My favourite 100 snaps

Infra Red Cart

Influenced by the radio programme 100 Best Tunes John Bradshaw FRPS brought 100 interesting images to the club covering his over 30 years of photography. A member of Chichester Camera Club and the Arena and Focus groups of leading photographers, John talked about five different genres of photographs that were far from being "snaps".

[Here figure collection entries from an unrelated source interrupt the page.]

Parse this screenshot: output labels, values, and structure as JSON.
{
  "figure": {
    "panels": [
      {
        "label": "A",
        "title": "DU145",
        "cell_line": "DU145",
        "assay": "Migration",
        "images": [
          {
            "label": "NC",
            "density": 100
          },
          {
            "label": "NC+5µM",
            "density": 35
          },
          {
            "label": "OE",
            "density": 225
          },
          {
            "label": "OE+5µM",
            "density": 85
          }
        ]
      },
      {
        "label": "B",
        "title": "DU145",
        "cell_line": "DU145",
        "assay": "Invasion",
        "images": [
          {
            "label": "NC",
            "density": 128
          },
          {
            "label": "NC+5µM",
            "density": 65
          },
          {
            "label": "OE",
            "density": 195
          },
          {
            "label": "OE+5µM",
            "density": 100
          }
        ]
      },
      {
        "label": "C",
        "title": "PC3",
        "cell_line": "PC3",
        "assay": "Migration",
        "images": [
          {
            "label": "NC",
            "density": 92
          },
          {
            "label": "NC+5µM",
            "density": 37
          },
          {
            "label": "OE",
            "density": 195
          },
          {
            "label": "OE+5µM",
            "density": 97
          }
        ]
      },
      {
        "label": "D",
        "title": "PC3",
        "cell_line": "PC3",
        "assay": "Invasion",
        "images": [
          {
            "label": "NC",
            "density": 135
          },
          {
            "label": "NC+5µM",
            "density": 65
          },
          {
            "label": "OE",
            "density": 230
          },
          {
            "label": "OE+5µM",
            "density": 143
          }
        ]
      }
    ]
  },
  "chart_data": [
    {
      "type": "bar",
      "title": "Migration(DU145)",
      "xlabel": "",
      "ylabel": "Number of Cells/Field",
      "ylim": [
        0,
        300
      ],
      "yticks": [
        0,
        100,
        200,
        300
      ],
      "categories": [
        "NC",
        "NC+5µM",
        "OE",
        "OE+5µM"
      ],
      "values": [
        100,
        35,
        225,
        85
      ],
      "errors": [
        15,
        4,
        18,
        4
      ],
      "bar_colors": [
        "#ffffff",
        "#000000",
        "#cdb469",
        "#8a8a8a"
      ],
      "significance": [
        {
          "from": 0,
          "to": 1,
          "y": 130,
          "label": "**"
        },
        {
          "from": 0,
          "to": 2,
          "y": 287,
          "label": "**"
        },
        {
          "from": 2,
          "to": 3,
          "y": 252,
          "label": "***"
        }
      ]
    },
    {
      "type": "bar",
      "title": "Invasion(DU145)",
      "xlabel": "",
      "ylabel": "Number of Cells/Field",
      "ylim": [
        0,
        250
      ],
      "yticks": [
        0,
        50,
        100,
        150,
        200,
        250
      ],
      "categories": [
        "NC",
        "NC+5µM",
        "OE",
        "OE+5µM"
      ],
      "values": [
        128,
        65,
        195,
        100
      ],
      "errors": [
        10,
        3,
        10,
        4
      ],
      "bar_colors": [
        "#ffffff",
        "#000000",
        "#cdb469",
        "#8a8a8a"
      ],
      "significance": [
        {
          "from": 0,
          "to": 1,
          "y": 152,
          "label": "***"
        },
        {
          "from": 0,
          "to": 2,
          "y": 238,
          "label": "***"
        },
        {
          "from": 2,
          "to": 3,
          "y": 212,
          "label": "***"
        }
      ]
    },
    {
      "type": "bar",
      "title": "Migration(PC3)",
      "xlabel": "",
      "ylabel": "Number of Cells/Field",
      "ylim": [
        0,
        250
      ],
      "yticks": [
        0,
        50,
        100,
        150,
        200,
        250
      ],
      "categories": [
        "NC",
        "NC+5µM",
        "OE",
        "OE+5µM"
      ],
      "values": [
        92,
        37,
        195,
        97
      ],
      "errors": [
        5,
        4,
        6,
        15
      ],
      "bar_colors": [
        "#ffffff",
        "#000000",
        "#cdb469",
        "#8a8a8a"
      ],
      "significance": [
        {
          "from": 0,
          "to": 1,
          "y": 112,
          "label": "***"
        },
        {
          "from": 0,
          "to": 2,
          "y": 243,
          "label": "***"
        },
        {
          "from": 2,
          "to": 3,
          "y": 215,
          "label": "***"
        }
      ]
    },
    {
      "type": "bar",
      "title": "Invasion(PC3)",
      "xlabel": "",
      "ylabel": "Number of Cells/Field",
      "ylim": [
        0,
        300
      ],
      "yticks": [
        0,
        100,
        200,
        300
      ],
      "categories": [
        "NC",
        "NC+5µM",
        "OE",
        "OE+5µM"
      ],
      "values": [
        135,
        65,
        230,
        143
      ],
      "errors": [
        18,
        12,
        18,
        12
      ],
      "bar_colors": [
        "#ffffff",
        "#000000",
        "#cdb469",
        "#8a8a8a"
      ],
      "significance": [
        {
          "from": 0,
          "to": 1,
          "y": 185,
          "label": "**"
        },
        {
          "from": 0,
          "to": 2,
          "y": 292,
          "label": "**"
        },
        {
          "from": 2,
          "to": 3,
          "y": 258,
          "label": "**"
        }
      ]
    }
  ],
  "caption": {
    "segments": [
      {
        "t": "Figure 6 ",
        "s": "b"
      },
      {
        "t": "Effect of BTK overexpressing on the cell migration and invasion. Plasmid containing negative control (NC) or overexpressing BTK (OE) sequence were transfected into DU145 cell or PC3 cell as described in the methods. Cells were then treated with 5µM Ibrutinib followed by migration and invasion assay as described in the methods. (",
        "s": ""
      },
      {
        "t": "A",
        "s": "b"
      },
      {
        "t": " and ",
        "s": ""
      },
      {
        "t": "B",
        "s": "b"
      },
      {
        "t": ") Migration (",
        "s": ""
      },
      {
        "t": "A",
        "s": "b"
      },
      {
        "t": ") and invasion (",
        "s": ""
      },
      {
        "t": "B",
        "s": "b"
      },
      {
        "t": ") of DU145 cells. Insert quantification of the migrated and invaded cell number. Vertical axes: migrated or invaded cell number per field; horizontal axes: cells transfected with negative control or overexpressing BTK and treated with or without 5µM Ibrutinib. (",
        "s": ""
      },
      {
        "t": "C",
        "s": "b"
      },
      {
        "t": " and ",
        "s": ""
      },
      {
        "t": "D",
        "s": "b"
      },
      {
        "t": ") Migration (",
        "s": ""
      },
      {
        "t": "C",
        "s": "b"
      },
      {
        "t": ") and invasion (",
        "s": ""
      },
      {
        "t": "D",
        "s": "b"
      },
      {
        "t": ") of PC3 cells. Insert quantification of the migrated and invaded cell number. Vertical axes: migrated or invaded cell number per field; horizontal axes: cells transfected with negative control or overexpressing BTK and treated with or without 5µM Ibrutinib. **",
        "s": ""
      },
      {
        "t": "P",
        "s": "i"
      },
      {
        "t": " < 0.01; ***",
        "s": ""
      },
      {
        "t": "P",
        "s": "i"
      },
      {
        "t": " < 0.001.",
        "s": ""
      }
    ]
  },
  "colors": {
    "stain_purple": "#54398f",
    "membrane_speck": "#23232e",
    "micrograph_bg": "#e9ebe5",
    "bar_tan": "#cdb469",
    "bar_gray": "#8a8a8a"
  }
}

His portraits began with two x-ray images and a MRI scan. He had been a consultant radiographer. A miner and ironworks worker followed, the latter wearing a tattered shirt shredded by sparks and molten hot metal. He honoured the 19th century photographer Julia Margaret Cameron with examples of some of her iconic images that he had emulated. These included Henry Wadsworth Longfellow and an allegory of suffering as part of his project on the Isle of White where Cameron had lived. Projects formed a major part of his work with The Slave Trade being another for which he had photographed an actor simulating being chained and suffering the torment of a long sea journey. Impressions of Irish History was another project, and his 'portrait' of Michael Collins' pistol was just one example. An image from Japan where a traditionally dressed lady spotted the photographer that her colleagues ignored provided some colour to a mainly monochrome collection.

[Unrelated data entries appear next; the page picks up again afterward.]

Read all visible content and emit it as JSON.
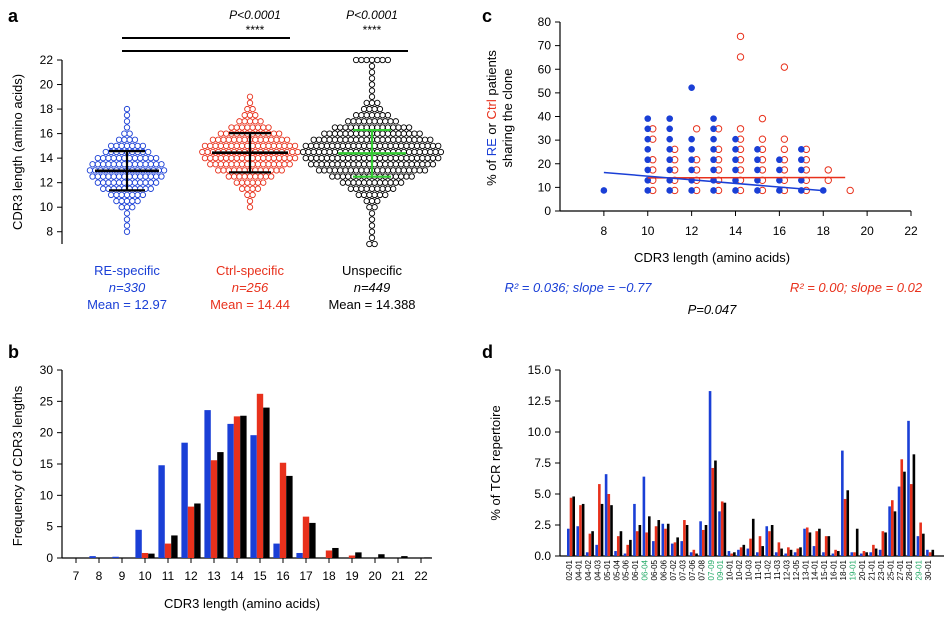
{
  "colors": {
    "re": "#1a3fd6",
    "ctrl": "#e8311c",
    "unspec": "#000000",
    "sd_unspec": "#33cc33",
    "highlight": "#22aa66"
  },
  "chart_data": [
    {
      "panel": "a",
      "type": "scatter",
      "ylabel": "CDR3 length (amino acids)",
      "ylim": [
        7,
        22
      ],
      "yticks": [
        8,
        10,
        12,
        14,
        16,
        18,
        20,
        22
      ],
      "groups": [
        {
          "name": "RE-specific",
          "n": "n=330",
          "mean_label": "Mean = 12.97",
          "mean": 12.97,
          "sd": 1.6,
          "range": [
            8,
            18
          ]
        },
        {
          "name": "Ctrl-specific",
          "n": "n=256",
          "mean_label": "Mean = 14.44",
          "mean": 14.44,
          "sd": 1.6,
          "range": [
            10,
            19
          ]
        },
        {
          "name": "Unspecific",
          "n": "n=449",
          "mean_label": "Mean = 14.388",
          "mean": 14.388,
          "sd": 1.9,
          "range": [
            7,
            22
          ]
        }
      ],
      "comparisons": [
        {
          "pvalue": "P<0.0001",
          "stars": "****"
        },
        {
          "pvalue": "P<0.0001",
          "stars": "****"
        }
      ]
    },
    {
      "panel": "b",
      "type": "bar",
      "xlabel": "CDR3 length (amino acids)",
      "ylabel": "Frequency of CDR3 lengths",
      "ylim": [
        0,
        30
      ],
      "yticks": [
        0,
        5,
        10,
        15,
        20,
        25,
        30
      ],
      "categories": [
        "7",
        "8",
        "9",
        "10",
        "11",
        "12",
        "13",
        "14",
        "15",
        "16",
        "17",
        "18",
        "19",
        "20",
        "21",
        "22"
      ],
      "series": [
        {
          "values": [
            0,
            0.3,
            0.2,
            4.5,
            14.8,
            18.4,
            23.6,
            21.4,
            19.6,
            2.3,
            0.8,
            0,
            0,
            0,
            0,
            0
          ]
        },
        {
          "values": [
            0,
            0,
            0,
            0.8,
            2.3,
            8.2,
            15.6,
            22.6,
            26.2,
            15.2,
            6.6,
            1.2,
            0.4,
            0,
            0,
            0
          ]
        },
        {
          "values": [
            0,
            0,
            0,
            0.7,
            3.6,
            8.7,
            16.9,
            22.7,
            24.0,
            13.1,
            5.6,
            1.6,
            0.9,
            0.6,
            0.3,
            0.1
          ]
        }
      ]
    },
    {
      "panel": "c",
      "type": "scatter",
      "xlabel": "CDR3 length (amino acids)",
      "ylabel_parts": [
        "% of ",
        "RE",
        " or ",
        "Ctrl",
        " patients"
      ],
      "ylabel2": "sharing the clone",
      "xlim": [
        6,
        22
      ],
      "ylim": [
        0,
        80
      ],
      "xticks": [
        8,
        10,
        12,
        14,
        16,
        18,
        20,
        22
      ],
      "yticks": [
        0,
        10,
        20,
        30,
        40,
        50,
        60,
        70,
        80
      ],
      "series": [
        {
          "points": [
            [
              8,
              8.7
            ],
            [
              10,
              8.7
            ],
            [
              10,
              13
            ],
            [
              10,
              17.4
            ],
            [
              10,
              21.7
            ],
            [
              10,
              26.1
            ],
            [
              10,
              30.4
            ],
            [
              10,
              34.8
            ],
            [
              10,
              39.1
            ],
            [
              11,
              8.7
            ],
            [
              11,
              13
            ],
            [
              11,
              17.4
            ],
            [
              11,
              21.7
            ],
            [
              11,
              26.1
            ],
            [
              11,
              30.4
            ],
            [
              11,
              34.8
            ],
            [
              11,
              39.1
            ],
            [
              12,
              8.7
            ],
            [
              12,
              13
            ],
            [
              12,
              17.4
            ],
            [
              12,
              21.7
            ],
            [
              12,
              26.1
            ],
            [
              12,
              30.4
            ],
            [
              12,
              52.2
            ],
            [
              13,
              8.7
            ],
            [
              13,
              13
            ],
            [
              13,
              17.4
            ],
            [
              13,
              21.7
            ],
            [
              13,
              26.1
            ],
            [
              13,
              30.4
            ],
            [
              13,
              34.8
            ],
            [
              13,
              39.1
            ],
            [
              14,
              8.7
            ],
            [
              14,
              13
            ],
            [
              14,
              17.4
            ],
            [
              14,
              21.7
            ],
            [
              14,
              26.1
            ],
            [
              14,
              30.4
            ],
            [
              15,
              8.7
            ],
            [
              15,
              13
            ],
            [
              15,
              17.4
            ],
            [
              15,
              21.7
            ],
            [
              15,
              26.1
            ],
            [
              16,
              8.7
            ],
            [
              16,
              13
            ],
            [
              16,
              17.4
            ],
            [
              16,
              21.7
            ],
            [
              17,
              8.7
            ],
            [
              17,
              13
            ],
            [
              17,
              17.4
            ],
            [
              17,
              21.7
            ],
            [
              17,
              26.1
            ],
            [
              18,
              8.7
            ]
          ],
          "fit": [
            [
              8,
              16.3
            ],
            [
              18,
              8.6
            ]
          ],
          "stat": "R² = 0.036; slope = −0.77"
        },
        {
          "points": [
            [
              10,
              8.7
            ],
            [
              10,
              13
            ],
            [
              10,
              17.4
            ],
            [
              10,
              21.7
            ],
            [
              10,
              30.4
            ],
            [
              10,
              34.8
            ],
            [
              11,
              8.7
            ],
            [
              11,
              13
            ],
            [
              11,
              17.4
            ],
            [
              11,
              21.7
            ],
            [
              11,
              26.1
            ],
            [
              12,
              8.7
            ],
            [
              12,
              13
            ],
            [
              12,
              17.4
            ],
            [
              12,
              21.7
            ],
            [
              12,
              34.8
            ],
            [
              13,
              8.7
            ],
            [
              13,
              13
            ],
            [
              13,
              17.4
            ],
            [
              13,
              21.7
            ],
            [
              13,
              26.1
            ],
            [
              13,
              34.8
            ],
            [
              14,
              8.7
            ],
            [
              14,
              13
            ],
            [
              14,
              17.4
            ],
            [
              14,
              21.7
            ],
            [
              14,
              26.1
            ],
            [
              14,
              30.4
            ],
            [
              14,
              34.8
            ],
            [
              14,
              65.2
            ],
            [
              14,
              73.9
            ],
            [
              15,
              8.7
            ],
            [
              15,
              13
            ],
            [
              15,
              17.4
            ],
            [
              15,
              21.7
            ],
            [
              15,
              26.1
            ],
            [
              15,
              30.4
            ],
            [
              15,
              39.1
            ],
            [
              16,
              8.7
            ],
            [
              16,
              13
            ],
            [
              16,
              17.4
            ],
            [
              16,
              21.7
            ],
            [
              16,
              26.1
            ],
            [
              16,
              30.4
            ],
            [
              16,
              60.9
            ],
            [
              17,
              8.7
            ],
            [
              17,
              13
            ],
            [
              17,
              17.4
            ],
            [
              17,
              21.7
            ],
            [
              17,
              26.1
            ],
            [
              18,
              13
            ],
            [
              18,
              17.4
            ],
            [
              19,
              8.7
            ]
          ],
          "fit": [
            [
              10,
              14.0
            ],
            [
              19,
              14.2
            ]
          ],
          "stat": "R² = 0.00; slope = 0.02"
        }
      ],
      "pvalue": "P=0.047"
    },
    {
      "panel": "d",
      "type": "bar",
      "ylabel": "% of TCR repertoire",
      "ylim": [
        0,
        15
      ],
      "yticks": [
        "0.0",
        "2.5",
        "5.0",
        "7.5",
        "10.0",
        "12.5",
        "15.0"
      ],
      "categories": [
        "02-01",
        "04-01",
        "04-02",
        "04-03",
        "05-01",
        "05-04",
        "05-06",
        "06-01",
        "06-04",
        "06-05",
        "06-06",
        "07-02",
        "07-03",
        "07-06",
        "07-08",
        "07-09",
        "09-01",
        "10-01",
        "10-02",
        "10-03",
        "11-01",
        "11-02",
        "11-03",
        "12-03",
        "12-05",
        "13-01",
        "14-01",
        "15-01",
        "16-01",
        "18-01",
        "19-01",
        "20-01",
        "21-01",
        "23-01",
        "25-01",
        "27-01",
        "28-01",
        "29-01",
        "30-01"
      ],
      "highlighted": [
        "06-04",
        "07-09",
        "09-01",
        "19-01",
        "29-01"
      ],
      "series": [
        {
          "values": [
            2.2,
            2.4,
            0.3,
            0.9,
            6.6,
            0.4,
            0.2,
            4.2,
            6.4,
            1.2,
            2.6,
            1.0,
            1.2,
            0.3,
            2.8,
            13.3,
            3.6,
            0.4,
            0.5,
            0.6,
            0.3,
            2.4,
            0.3,
            0.2,
            0.3,
            2.2,
            0.8,
            0.3,
            0.2,
            8.5,
            0.3,
            0.2,
            0.3,
            0.5,
            4.0,
            5.6,
            10.9,
            1.6,
            0.5
          ]
        },
        {
          "values": [
            4.7,
            4.1,
            1.8,
            5.8,
            5.0,
            1.6,
            0.9,
            2.0,
            1.9,
            2.4,
            2.2,
            1.1,
            2.9,
            0.5,
            2.1,
            7.1,
            4.4,
            0.2,
            0.7,
            1.4,
            1.6,
            2.0,
            1.1,
            0.7,
            0.6,
            2.3,
            2.0,
            1.6,
            0.5,
            4.6,
            0.3,
            0.4,
            0.9,
            2.0,
            4.5,
            7.8,
            5.8,
            2.7,
            0.3
          ]
        },
        {
          "values": [
            4.8,
            4.2,
            2.0,
            4.2,
            4.1,
            2.0,
            1.3,
            2.5,
            3.2,
            2.9,
            2.6,
            1.5,
            2.5,
            0.2,
            2.5,
            7.7,
            4.3,
            0.3,
            0.9,
            3.0,
            0.8,
            2.5,
            0.6,
            0.5,
            0.7,
            1.9,
            2.2,
            1.6,
            0.4,
            5.3,
            2.2,
            0.3,
            0.6,
            1.9,
            3.6,
            6.8,
            8.2,
            1.8,
            0.5
          ]
        }
      ]
    }
  ]
}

Landscapes included Yosemite with echoes of Ansel Adams, Snowdonia, the Orkneys, Rannoch Moor, Kyoto, Marrakesh and Peacehaven, the latter comprising a fish eye lens image of white cliffs where the Greenwich Meridien leaves the UK for his series on the Meridien.

He had a camera converted to infra red and carefully illustrated how the chlorophyll in trees reflected the infra red light as part of his Infra red project. Gondolas in Venice similarly showed shadowy figures on the craft. The first electric lift in Brighton was another infra red image along with his most favourite image (illustrated) of a derelict farm cart in the grounds of an old Spanish mission in California, itself within a US Army base. Another fascinating image was of a former Georgian plantation with contrasting mansion and slaves' hut. This could also have figured in his 'Buildings' section that included the Chatterley Whitfield deep mine museum, a Lancashire cotton mill, where in former times children risked their lives dodging the machinery, a grotto church in Italy and a derelict house in the Orkneys. Mines also provided some 'Patterns' along with a skate park, high rise dual carriageways, a double-helix staircase and handrail in a swimming pool.

He finished with his twenty favourite images that illustrated all his various interests but also his interest in poetry to accompany his photographs. Especially poignant was an image of a grave marker from the 1845 potato blight in Ireland that took so many lives. It is accompanied by the following verse.

“She was sick with famine fever and could not keep up.
He lifted her and put her on his back.
He walked like that west and west and north.
Until at nightfall under freezing stars they arrived.
In the morning they were both found dead”.

This sparked a discussion about a possible future competition with illustrated poems and possibly a musically accompanied audio-visual.